Jornal dos Desportos

Director: Matias Adriano
Director Adjunto: Policarpo da Rosa

Opinio

O andebol que nos anima

30 de Setembro, 2016
A convocação da Selecção Nacional sénior feminina para o Campeonato Africano que Luanda alberga entre 28 de Novembro e 7 de Dezembro na próxima segunda-feira, constituiu uma boa novidade para os amantes da modalidade, após o brilharete do "sete" nacional, ao que se seguiu à polémica dos prémios logo de seguida, a confirmar que não "há bela sem senão".

A participação nos Jogos Olímpicos do Rio de Janeiro correspondeu ao cumprimento de um ciclo, e com a participação na próxima montra africana o conjunto nacional estará a cumprir um novo ciclo, em que é legítimo que novas jogadoras queiram estar presentes.
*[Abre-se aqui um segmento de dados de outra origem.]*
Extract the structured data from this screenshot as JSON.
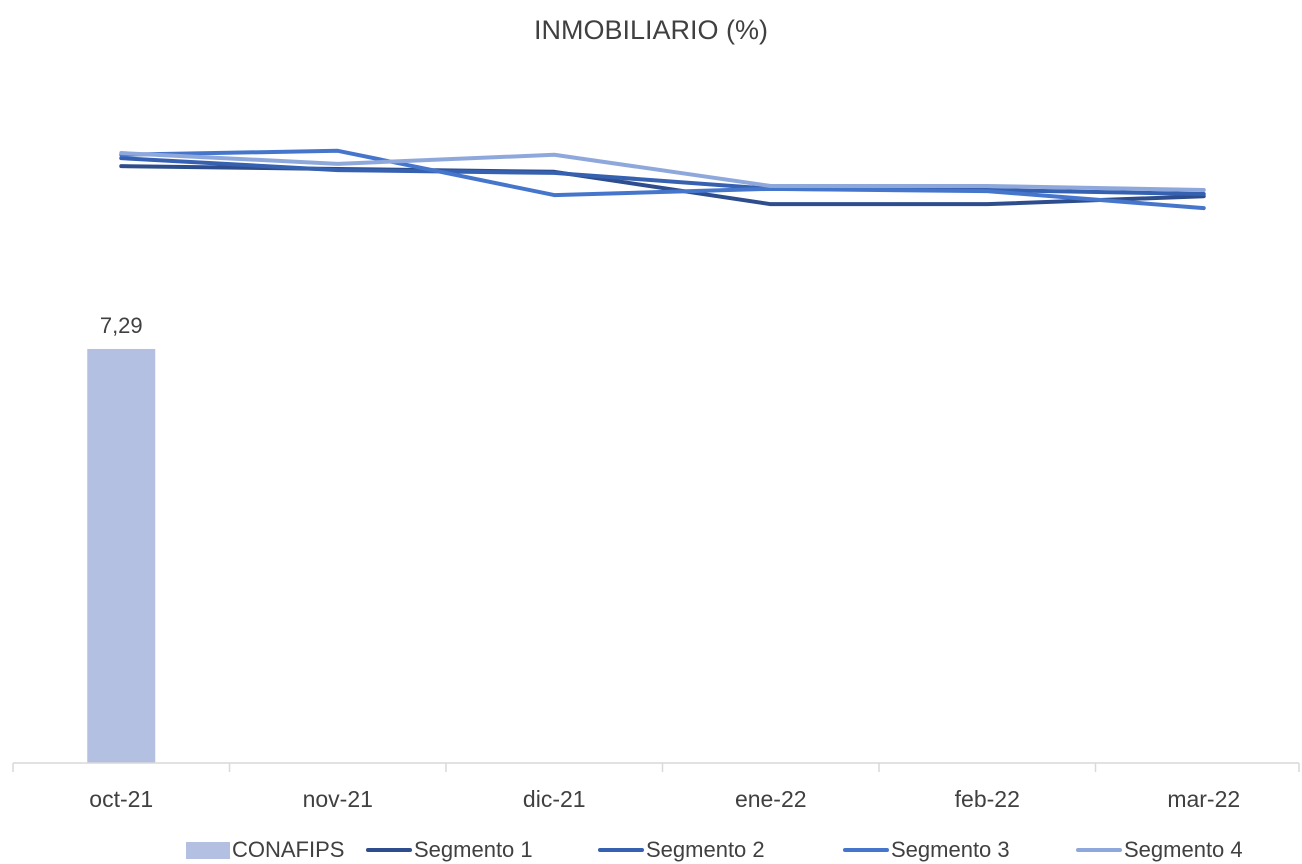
{
  "chart_data": {
    "type": "combo",
    "title": "INMOBILIARIO (%)",
    "categories": [
      "oct-21",
      "nov-21",
      "dic-21",
      "ene-22",
      "feb-22",
      "mar-22"
    ],
    "ylim": [
      0,
      12
    ],
    "series": [
      {
        "name": "CONAFIPS",
        "type": "bar",
        "color": "#b4c0e2",
        "values": [
          7.29,
          null,
          null,
          null,
          null,
          null
        ],
        "value_labels": [
          "7,29",
          null,
          null,
          null,
          null,
          null
        ]
      },
      {
        "name": "Segmento 1",
        "type": "line",
        "color": "#2d4d8c",
        "values": [
          10.51,
          10.46,
          10.41,
          9.84,
          9.84,
          9.98
        ]
      },
      {
        "name": "Segmento 2",
        "type": "line",
        "color": "#3660b0",
        "values": [
          10.65,
          10.44,
          10.39,
          10.11,
          10.09,
          10.02
        ]
      },
      {
        "name": "Segmento 3",
        "type": "line",
        "color": "#4576cc",
        "values": [
          10.71,
          10.78,
          10.0,
          10.11,
          10.07,
          9.77
        ]
      },
      {
        "name": "Segmento 4",
        "type": "line",
        "color": "#8fa8dc",
        "values": [
          10.74,
          10.55,
          10.71,
          10.16,
          10.16,
          10.09
        ]
      }
    ]
  }
}
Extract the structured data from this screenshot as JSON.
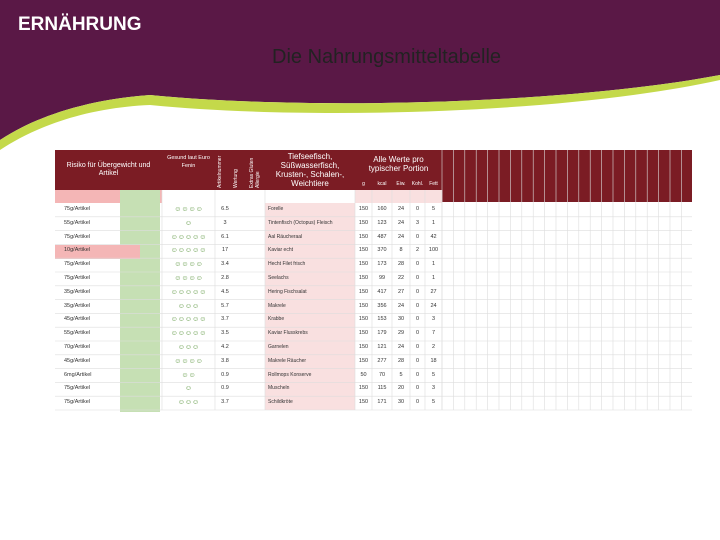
{
  "header": {
    "section": "ERNÄHRUNG",
    "title": "Die Nahrungsmitteltabelle"
  },
  "table": {
    "headers": {
      "risk": "Risiko für Übergewicht und Artikel",
      "gesund": "Gesund laut Euro Fenin",
      "artikelnummer": "Artikelnummer",
      "wertung": "Wertung",
      "extras": "Extras Gluten Allergie",
      "category": "Tiefseefisch, Süßwasserfisch, Krusten-, Schalen-, Weichtiere",
      "per_portion": "Alle Werte pro typischer Portion",
      "units": [
        "g",
        "kcal",
        "Eiw.",
        "Kohl.",
        "Fett"
      ]
    },
    "rows": [
      [
        "75g/Artikel",
        "☺☺☺☺",
        6.5,
        "Forelle",
        150,
        160,
        24,
        0,
        5
      ],
      [
        "55g/Artikel",
        "☺",
        3,
        "Tintenfisch (Octopus) Fleisch",
        150,
        123,
        24,
        3,
        1
      ],
      [
        "75g/Artikel",
        "☺☺☺☺☺",
        6.1,
        "Aal Räucheraal",
        150,
        487,
        24,
        0,
        42
      ],
      [
        "10g/Artikel",
        "☺☺☺☺☺",
        17,
        "Kaviar echt",
        150,
        370,
        8,
        2,
        100
      ],
      [
        "75g/Artikel",
        "☺☺☺☺",
        3.4,
        "Hecht Filet frisch",
        150,
        173,
        28,
        0,
        1
      ],
      [
        "75g/Artikel",
        "☺☺☺☺",
        2.8,
        "Seelachs",
        150,
        99,
        22,
        0,
        1
      ],
      [
        "35g/Artikel",
        "☺☺☺☺☺",
        4.5,
        "Hering Fischsalat",
        150,
        417,
        27,
        0,
        27
      ],
      [
        "35g/Artikel",
        "☺☺☺",
        5.7,
        "Makrele",
        150,
        356,
        24,
        0,
        24
      ],
      [
        "45g/Artikel",
        "☺☺☺☺☺",
        3.7,
        "Krabbe",
        150,
        153,
        30,
        0,
        3
      ],
      [
        "55g/Artikel",
        "☺☺☺☺☺",
        3.5,
        "Kaviar Flusskrebs",
        150,
        179,
        29,
        0,
        7
      ],
      [
        "70g/Artikel",
        "☺☺☺",
        4.2,
        "Garnelen",
        150,
        121,
        24,
        0,
        2
      ],
      [
        "45g/Artikel",
        "☺☺☺☺",
        3.8,
        "Makrele Räucher",
        150,
        277,
        28,
        0,
        18
      ],
      [
        "6mg/Artikel",
        "☺☺",
        0.9,
        "Rollmops Konserve",
        50,
        70,
        5,
        0,
        5
      ],
      [
        "75g/Artikel",
        "☺",
        0.9,
        "Muscheln",
        150,
        115,
        20,
        0,
        3
      ],
      [
        "75g/Artikel",
        "☺☺☺",
        3.7,
        "Schildkröte",
        150,
        171,
        30,
        0,
        5
      ]
    ]
  }
}
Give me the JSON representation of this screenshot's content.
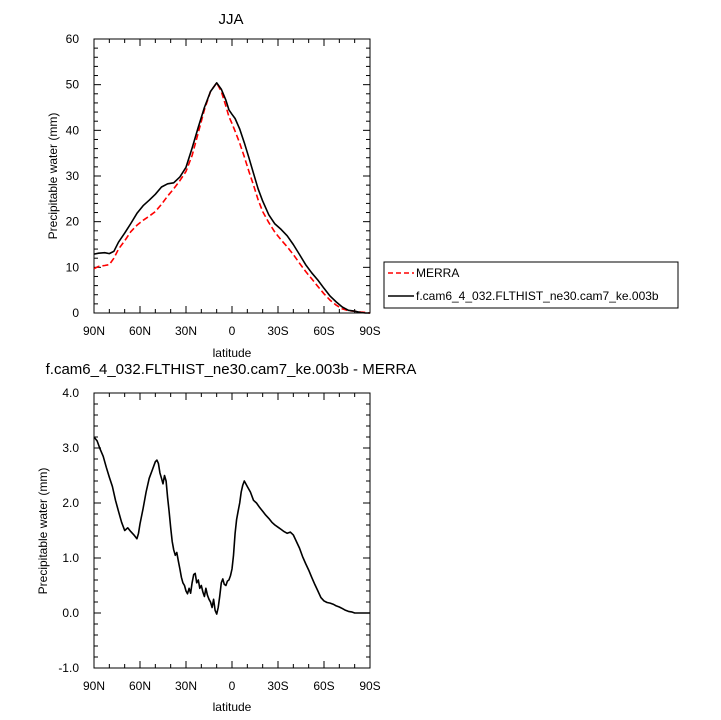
{
  "chart_data": [
    {
      "type": "line",
      "title": "JJA",
      "xlabel": "latitude",
      "ylabel": "Precipitable water (mm)",
      "xlim": [
        90,
        -90
      ],
      "ylim": [
        0,
        60
      ],
      "xticks": [
        {
          "value": 90,
          "label": "90N"
        },
        {
          "value": 60,
          "label": "60N"
        },
        {
          "value": 30,
          "label": "30N"
        },
        {
          "value": 0,
          "label": "0"
        },
        {
          "value": -30,
          "label": "30S"
        },
        {
          "value": -60,
          "label": "60S"
        },
        {
          "value": -90,
          "label": "90S"
        }
      ],
      "yticks": [
        {
          "value": 0,
          "label": "0"
        },
        {
          "value": 10,
          "label": "10"
        },
        {
          "value": 20,
          "label": "20"
        },
        {
          "value": 30,
          "label": "30"
        },
        {
          "value": 40,
          "label": "40"
        },
        {
          "value": 50,
          "label": "50"
        },
        {
          "value": 60,
          "label": "60"
        }
      ],
      "legend": {
        "position": "right"
      },
      "series": [
        {
          "name": "MERRA",
          "color": "#ff0000",
          "dash": "dashed",
          "x": [
            90,
            87,
            83,
            80,
            77,
            74,
            70,
            66,
            62,
            58,
            54,
            50,
            46,
            42,
            38,
            34,
            30,
            26,
            22,
            18,
            14,
            10,
            7,
            4,
            2,
            0,
            -2,
            -5,
            -8,
            -11,
            -14,
            -17,
            -20,
            -24,
            -28,
            -32,
            -36,
            -40,
            -44,
            -48,
            -52,
            -56,
            -60,
            -64,
            -68,
            -72,
            -76,
            -80,
            -84,
            -87,
            -90
          ],
          "values": [
            9.7,
            10.2,
            10.4,
            10.6,
            12.0,
            14.0,
            15.8,
            17.8,
            19.2,
            20.3,
            21.2,
            22.2,
            23.8,
            25.6,
            27.2,
            29.0,
            31.0,
            34.5,
            39.5,
            44.5,
            48.5,
            50.4,
            48.5,
            45.3,
            43.0,
            41.5,
            39.8,
            37.2,
            34.2,
            31.0,
            28.0,
            24.8,
            22.2,
            19.8,
            17.7,
            16.0,
            14.5,
            12.8,
            10.9,
            9.1,
            7.5,
            5.8,
            4.2,
            2.8,
            1.7,
            0.9,
            0.5,
            0.4,
            0.2,
            0.1,
            0.0
          ]
        },
        {
          "name": "f.cam6_4_032.FLTHIST_ne30.cam7_ke.003b",
          "color": "#000000",
          "dash": "solid",
          "x": [
            90,
            87,
            83,
            80,
            77,
            74,
            70,
            66,
            62,
            58,
            54,
            50,
            46,
            42,
            38,
            34,
            30,
            26,
            22,
            18,
            14,
            10,
            7,
            4,
            2,
            0,
            -2,
            -5,
            -8,
            -11,
            -14,
            -17,
            -20,
            -24,
            -28,
            -32,
            -36,
            -40,
            -44,
            -48,
            -52,
            -56,
            -60,
            -64,
            -68,
            -72,
            -76,
            -80,
            -84,
            -87,
            -90
          ],
          "values": [
            12.9,
            13.1,
            13.2,
            13.0,
            13.5,
            15.5,
            17.5,
            19.6,
            21.8,
            23.5,
            24.7,
            26.0,
            27.6,
            28.3,
            28.5,
            29.8,
            31.9,
            36.1,
            40.7,
            45.0,
            48.5,
            50.4,
            49.0,
            46.6,
            44.5,
            43.5,
            42.6,
            40.3,
            37.3,
            34.0,
            30.6,
            27.2,
            24.5,
            21.5,
            19.5,
            18.3,
            16.9,
            15.0,
            12.8,
            10.6,
            8.8,
            7.2,
            5.4,
            3.7,
            2.4,
            1.3,
            0.6,
            0.4,
            0.1,
            0.0,
            0.0
          ]
        }
      ]
    },
    {
      "type": "line",
      "title": "f.cam6_4_032.FLTHIST_ne30.cam7_ke.003b - MERRA",
      "xlabel": "latitude",
      "ylabel": "Precipitable water (mm)",
      "xlim": [
        90,
        -90
      ],
      "ylim": [
        -1.0,
        4.0
      ],
      "xticks": [
        {
          "value": 90,
          "label": "90N"
        },
        {
          "value": 60,
          "label": "60N"
        },
        {
          "value": 30,
          "label": "30N"
        },
        {
          "value": 0,
          "label": "0"
        },
        {
          "value": -30,
          "label": "30S"
        },
        {
          "value": -60,
          "label": "60S"
        },
        {
          "value": -90,
          "label": "90S"
        }
      ],
      "yticks": [
        {
          "value": -1.0,
          "label": "-1.0"
        },
        {
          "value": 0.0,
          "label": "0.0"
        },
        {
          "value": 1.0,
          "label": "1.0"
        },
        {
          "value": 2.0,
          "label": "2.0"
        },
        {
          "value": 3.0,
          "label": "3.0"
        },
        {
          "value": 4.0,
          "label": "4.0"
        }
      ],
      "series": [
        {
          "name": "f.cam6_4_032.FLTHIST_ne30.cam7_ke.003b - MERRA",
          "color": "#000000",
          "dash": "solid",
          "x": [
            90,
            88,
            86,
            84,
            82,
            80,
            78,
            76,
            74,
            72,
            70,
            68,
            66,
            64,
            62,
            61,
            60,
            58,
            56,
            54,
            52,
            50,
            49,
            48,
            47,
            46,
            45,
            44,
            43,
            42,
            41,
            40,
            39,
            38,
            37,
            36,
            35,
            34,
            33,
            32,
            31,
            30,
            29,
            28,
            27,
            26,
            25,
            24,
            23,
            22,
            21,
            20,
            19,
            18,
            17,
            16,
            15,
            14,
            13,
            12,
            11,
            10,
            9,
            8,
            7,
            6,
            5,
            4,
            3,
            2,
            1,
            0,
            -1,
            -2,
            -3,
            -4,
            -5,
            -6,
            -7,
            -8,
            -10,
            -12,
            -14,
            -16,
            -18,
            -20,
            -22,
            -24,
            -26,
            -28,
            -30,
            -32,
            -34,
            -36,
            -38,
            -40,
            -42,
            -44,
            -46,
            -48,
            -50,
            -52,
            -54,
            -56,
            -58,
            -60,
            -62,
            -64,
            -66,
            -68,
            -70,
            -72,
            -74,
            -76,
            -78,
            -80,
            -82,
            -84,
            -86,
            -88,
            -90
          ],
          "values": [
            3.2,
            3.13,
            2.98,
            2.85,
            2.65,
            2.47,
            2.3,
            2.05,
            1.85,
            1.65,
            1.5,
            1.55,
            1.48,
            1.42,
            1.35,
            1.45,
            1.62,
            1.9,
            2.2,
            2.45,
            2.6,
            2.75,
            2.78,
            2.72,
            2.55,
            2.45,
            2.35,
            2.5,
            2.4,
            2.1,
            1.85,
            1.55,
            1.3,
            1.15,
            1.05,
            1.1,
            0.95,
            0.8,
            0.65,
            0.55,
            0.5,
            0.4,
            0.35,
            0.45,
            0.36,
            0.55,
            0.7,
            0.72,
            0.55,
            0.6,
            0.45,
            0.5,
            0.38,
            0.3,
            0.45,
            0.32,
            0.25,
            0.2,
            0.1,
            0.25,
            0.05,
            -0.02,
            0.1,
            0.3,
            0.55,
            0.62,
            0.52,
            0.5,
            0.58,
            0.6,
            0.68,
            0.8,
            1.05,
            1.45,
            1.7,
            1.85,
            2.0,
            2.2,
            2.32,
            2.4,
            2.3,
            2.2,
            2.05,
            2.0,
            1.92,
            1.85,
            1.78,
            1.72,
            1.65,
            1.6,
            1.56,
            1.52,
            1.48,
            1.45,
            1.47,
            1.42,
            1.3,
            1.18,
            1.03,
            0.9,
            0.78,
            0.65,
            0.52,
            0.4,
            0.28,
            0.22,
            0.19,
            0.18,
            0.16,
            0.13,
            0.11,
            0.08,
            0.05,
            0.03,
            0.02,
            0.0,
            0.0,
            0.0,
            0.0,
            0.0,
            0.0
          ]
        }
      ]
    }
  ]
}
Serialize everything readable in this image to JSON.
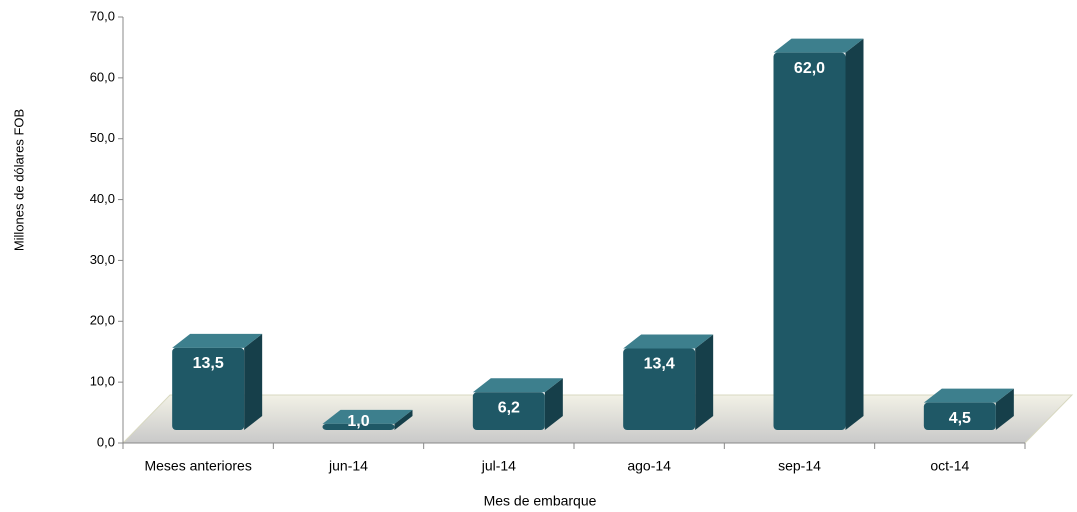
{
  "chart_data": {
    "type": "bar",
    "x_label": "Mes de embarque",
    "y_label": "Millones de dólares FOB",
    "categories": [
      "Meses anteriores",
      "jun-14",
      "jul-14",
      "ago-14",
      "sep-14",
      "oct-14"
    ],
    "values": [
      13.5,
      1.0,
      6.2,
      13.4,
      62.0,
      4.5
    ],
    "value_labels": [
      "13,5",
      "1,0",
      "6,2",
      "13,4",
      "62,0",
      "4,5"
    ],
    "color": "#1f5866",
    "ylim": [
      0,
      70
    ],
    "yticks": [
      {
        "value": 0,
        "label": "0,0"
      },
      {
        "value": 10,
        "label": "10,0"
      },
      {
        "value": 20,
        "label": "20,0"
      },
      {
        "value": 30,
        "label": "30,0"
      },
      {
        "value": 40,
        "label": "40,0"
      },
      {
        "value": 50,
        "label": "50,0"
      },
      {
        "value": 60,
        "label": "60,0"
      },
      {
        "value": 70,
        "label": "70,0"
      }
    ]
  }
}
O despique na competição, com o 1º de Agosto a dar cartas, mas sempre com o Petro de Luanda a mostrar nos confrontos entre os dois conjuntos que está vivo, e o caso mais recente foi a sua vitória na final da Taça de Angola, pode, em certa medida, baralhar as contas do seleccionador nacional por altura da divulgação das atletas convocadas que, é um dado adquirido, vão trabalhar em dois grupos, o primeiro com atletas que não fazem parte da equipa militar, e o segundo com jogadoras das campeãs nacionais e continentais que por altura do arranque da preparação, estarão a defender o título da Taça de África dos Clubes Campeões.

As tarefas de casa devem ser bem feitas para que os êxitos preconizados aconteçam. Ao assumir a organização deste Campeonato Africano, Angola sabe que terá responsabilidades acrescidas, dado até o seu peso como país organizador, cuja meta principal é organizar para ganhar.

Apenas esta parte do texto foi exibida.